Tilly saved me from needing to form a coherent response and continued. “I was glad she was mad at you, because I was mad too.”

“Why?”

“Because you and Ash didn’t invite me to join you.” Oh. Definitely hadn’t been paying attention. At all. “You always seem to have so much fun, and I don’t really have time for friends. I would have gladly taken any consequence my mom laid out to be part of that.”

“I’m so sorry, Tilly. I never realized.” She shrugged, like it wasn’t a big deal, but I knew it was. “Aren’t you tight with the other bunheads?”

“No. It’s all competition with them. You rarely get a compliment that’s not backhanded. They’re so wrapped up in themselves that there isn’t time to make friends.”

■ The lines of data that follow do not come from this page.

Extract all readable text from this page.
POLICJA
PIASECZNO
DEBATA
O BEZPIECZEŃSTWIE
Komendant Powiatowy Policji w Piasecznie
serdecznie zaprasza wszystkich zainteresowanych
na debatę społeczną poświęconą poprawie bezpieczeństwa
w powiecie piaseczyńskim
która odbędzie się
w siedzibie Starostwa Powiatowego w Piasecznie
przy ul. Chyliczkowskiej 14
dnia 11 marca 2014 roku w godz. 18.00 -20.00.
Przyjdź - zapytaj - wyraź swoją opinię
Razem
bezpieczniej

“I’ve heard that said about some artists before, actually.” The conversation with the random hot guy the night of Tilly’s showcase fluttered in my mind. That seemed like so very long ago. Tilly’s isolation sounded not too far off from what Belén had dealt with growing up as well. I wondered if she knew about her mom’s experiences.

“Yes, we’re all messes. You included.” She peeked out from the pillows and grinned at me.